The Universe is Expanding Faster Than it Should Be

It's one of the biggest puzzles in modern astronomy: Based on multiple observations of stars and galaxies, the universe seems to be flying apart faster than our best models of the cosmos predict it should. Evidence of this conundrum has been accumulating for years, causing some researchers to call it a looming crisis in cosmology. Now a group of researchers using the Hubble Space Telescope has compiled a massive new dataset, and they've found a-million-to-one odds that the discrepancy is a statistical fluke. From a report: In other words, it's looking even more likely that there's some fundamental ingredient of the cosmos -- or some unexpected effect of the known ingredients -- that astronomers have yet to pin down. "The universe seems to throw a lot of surprises at us, and that's a good thing, because it helps us learn," says Adam Riess, an astronomer at Johns Hopkins University who led the latest effort to test the anomaly.

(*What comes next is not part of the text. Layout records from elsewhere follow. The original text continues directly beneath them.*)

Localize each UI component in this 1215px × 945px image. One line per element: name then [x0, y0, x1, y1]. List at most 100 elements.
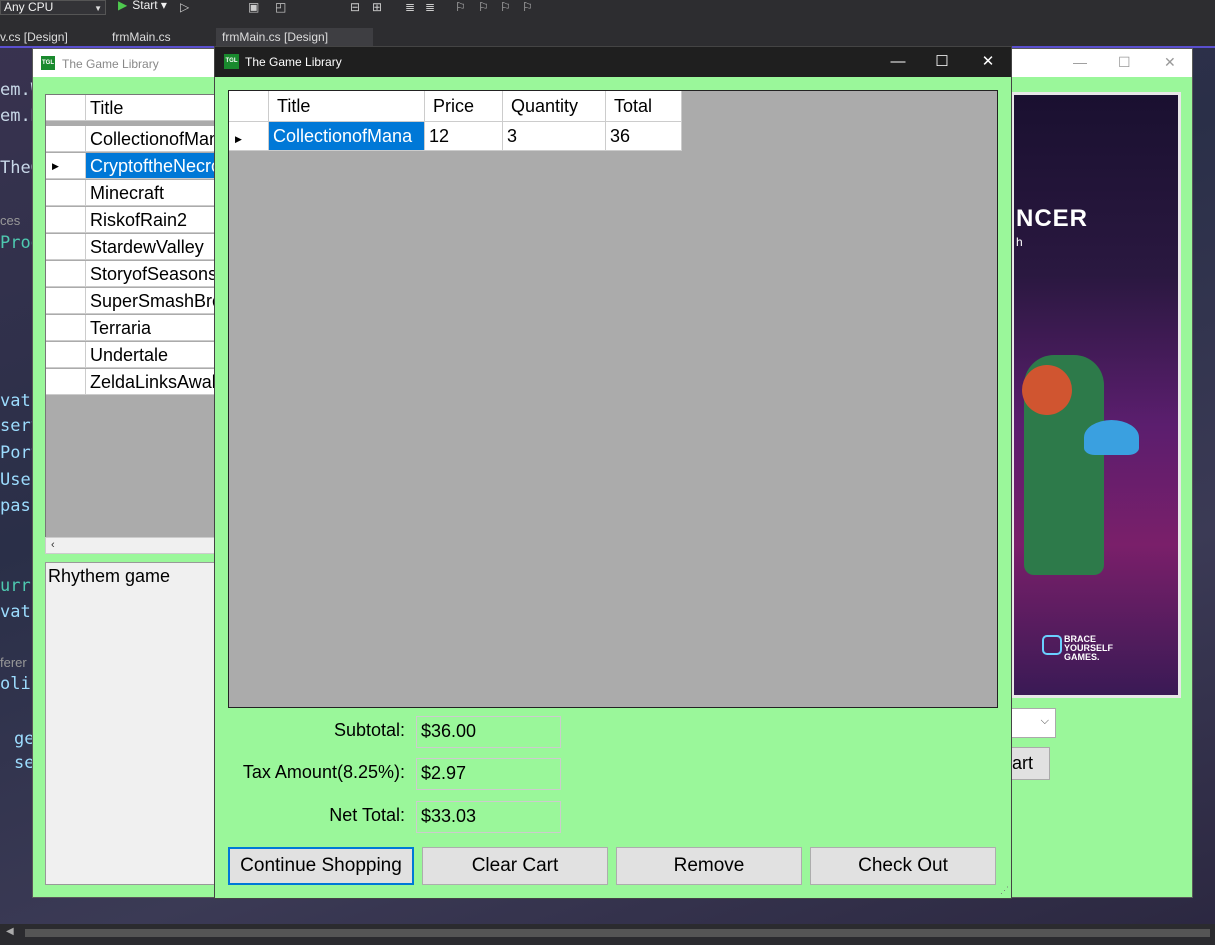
publisher-logo-text: BRACE YOURSELF GAMES. [1064, 634, 1114, 662]
scroll-left-icon[interactable]: ‹ [51, 539, 55, 551]
cart-cell-price[interactable]: 12 [425, 122, 503, 151]
quantity-combo[interactable]: ⌵ [1011, 708, 1056, 738]
grid-horizontal-scrollbar[interactable]: ‹ [45, 537, 217, 554]
game-cover-image: NCER h BRACE YOURSELF GAMES. [1011, 92, 1181, 698]
table-row[interactable]: SuperSmashBros [46, 288, 216, 315]
row-header[interactable] [46, 126, 86, 152]
check-out-button[interactable]: Check Out [810, 847, 996, 885]
row-pointer-icon: ▶ [52, 161, 59, 171]
table-row[interactable]: Terraria [46, 315, 216, 342]
close-icon[interactable]: ✕ [1164, 54, 1176, 71]
ide-horizontal-scrollbar[interactable]: ◀ [0, 924, 1215, 945]
publisher-logo-icon [1042, 635, 1062, 655]
grid-cell[interactable]: SuperSmashBros [86, 288, 216, 314]
toolbar-icon[interactable]: ≣ [405, 0, 415, 14]
cart-cell-title[interactable]: CollectionofMana [269, 122, 425, 151]
row-header[interactable] [46, 261, 86, 287]
scroll-left-icon[interactable]: ◀ [6, 926, 14, 937]
ide-tab[interactable]: frmMain.cs [Design] [216, 28, 373, 46]
grid-cell[interactable]: CollectionofMana [86, 126, 216, 152]
add-to-cart-button[interactable]: art [1011, 747, 1050, 780]
remove-button[interactable]: Remove [616, 847, 802, 885]
subtotal-field[interactable]: $36.00 [416, 716, 561, 748]
grid-header-row: Title [46, 95, 216, 122]
maximize-icon[interactable]: ☐ [1118, 54, 1131, 71]
clear-cart-button[interactable]: Clear Cart [422, 847, 608, 885]
maximize-icon[interactable]: ☐ [919, 51, 965, 73]
grid-cell[interactable]: CryptoftheNecrodancer [86, 153, 216, 179]
toolbar-icon[interactable]: ◰ [275, 0, 286, 14]
column-header-quantity[interactable]: Quantity [503, 91, 606, 122]
grid-cell[interactable]: Undertale [86, 342, 216, 368]
cart-titlebar[interactable]: TGL The Game Library — ☐ ✕ [215, 47, 1011, 77]
ide-tab[interactable]: v.cs [Design] [0, 28, 74, 46]
table-row[interactable]: RiskofRain2 [46, 207, 216, 234]
row-header[interactable] [46, 342, 86, 368]
toolbar-icon[interactable]: ▣ [248, 0, 259, 14]
start-button[interactable]: ▶ Start ▾ [118, 0, 167, 12]
table-row[interactable]: CollectionofMana [46, 126, 216, 153]
toolbar-icon[interactable]: ⊞ [372, 0, 382, 14]
table-row[interactable]: StoryofSeasons [46, 261, 216, 288]
code-fragment: ferer [0, 655, 27, 670]
run-without-debug-icon[interactable]: ▷ [180, 0, 189, 14]
net-total-field[interactable]: $33.03 [416, 801, 561, 833]
chevron-down-icon: ▼ [94, 4, 102, 13]
window-title: The Game Library [62, 57, 159, 71]
row-header[interactable] [46, 315, 86, 341]
column-header-total[interactable]: Total [606, 91, 682, 122]
window-title: The Game Library [245, 55, 342, 69]
grid-cell[interactable]: Minecraft [86, 180, 216, 206]
toolbar-icon[interactable]: ≣ [425, 0, 435, 14]
cart-grid[interactable]: Title Price Quantity Total ▶ Collectiono… [228, 90, 998, 708]
grid-cell[interactable]: Terraria [86, 315, 216, 341]
description-textbox[interactable]: Rhythem game [45, 562, 217, 885]
row-header[interactable] [46, 180, 86, 206]
row-header[interactable]: ▶ [46, 153, 86, 179]
minimize-icon[interactable]: — [875, 51, 921, 73]
grid-cell[interactable]: RiskofRain2 [86, 207, 216, 233]
table-row[interactable]: ▶ CryptoftheNecrodancer [46, 153, 216, 180]
platform-combo[interactable]: Any CPU ▼ [0, 0, 106, 15]
tax-field[interactable]: $2.97 [416, 758, 561, 790]
row-header-corner [229, 91, 269, 122]
scrollbar-thumb[interactable] [25, 929, 1210, 937]
table-row[interactable]: Undertale [46, 342, 216, 369]
resize-grip-icon[interactable]: ⋰ [1000, 885, 1009, 896]
net-total-label: Net Total: [329, 805, 405, 825]
toolbar-icon[interactable]: ⊟ [350, 0, 360, 14]
row-header[interactable] [46, 234, 86, 260]
app-icon: TGL [224, 54, 239, 69]
grid-cell[interactable]: ZeldaLinksAwakening [86, 369, 216, 395]
table-row[interactable]: StardewValley [46, 234, 216, 261]
ide-tab[interactable]: frmMain.cs [106, 28, 177, 46]
code-fragment: vat [0, 602, 31, 622]
row-header[interactable] [46, 369, 86, 395]
bookmark-icon[interactable]: ⚐ [522, 0, 533, 14]
cover-title-text: NCER [1016, 205, 1089, 232]
bookmark-icon[interactable]: ⚐ [478, 0, 489, 14]
subtotal-label: Subtotal: [333, 720, 405, 740]
row-header[interactable]: ▶ [229, 122, 269, 151]
column-header-title[interactable]: Title [269, 91, 425, 122]
bookmark-icon[interactable]: ⚐ [455, 0, 466, 14]
row-header[interactable] [46, 288, 86, 314]
grid-cell[interactable]: StoryofSeasons [86, 261, 216, 287]
code-fragment: vat [0, 391, 31, 411]
cart-cell-quantity[interactable]: 3 [503, 122, 606, 151]
table-row[interactable]: ZeldaLinksAwakening [46, 369, 216, 396]
table-row[interactable]: Minecraft [46, 180, 216, 207]
cart-cell-total[interactable]: 36 [606, 122, 682, 151]
grid-cell[interactable]: StardewValley [86, 234, 216, 260]
bookmark-icon[interactable]: ⚐ [500, 0, 511, 14]
tax-label: Tax Amount(8.25%): [242, 762, 405, 782]
game-list-grid[interactable]: Title CollectionofMana ▶ CryptoftheNecrod… [45, 94, 217, 554]
minimize-icon[interactable]: — [1073, 54, 1087, 70]
column-header-price[interactable]: Price [425, 91, 503, 122]
close-icon[interactable]: ✕ [965, 51, 1011, 73]
row-header[interactable] [46, 207, 86, 233]
column-header-title[interactable]: Title [86, 95, 216, 121]
continue-shopping-button[interactable]: Continue Shopping [228, 847, 414, 885]
cover-art-shape [1022, 365, 1072, 415]
cover-art-shape [1084, 420, 1139, 455]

The conundrum is known as the Hubble tension, after astronomer Edwin Hubble. In 1929 he observed that the farther a galaxy is from us, the faster it recedes -- an observation that helped pave the way toward our current notion of the universe starting with the big bang and expanding ever since. Researchers have tried to measure the universe's current rate of expansion in two primary ways: by measuring distances to nearby stars, and by mapping a faint glow dating back to the infant universe. These dual approaches provide a way to test our understanding of the universe across more than 13 billion years of cosmic history. The research has also uncovered some key cosmic ingredients, such as "dark energy," the mysterious force thought to be driving the universe's accelerating expansion.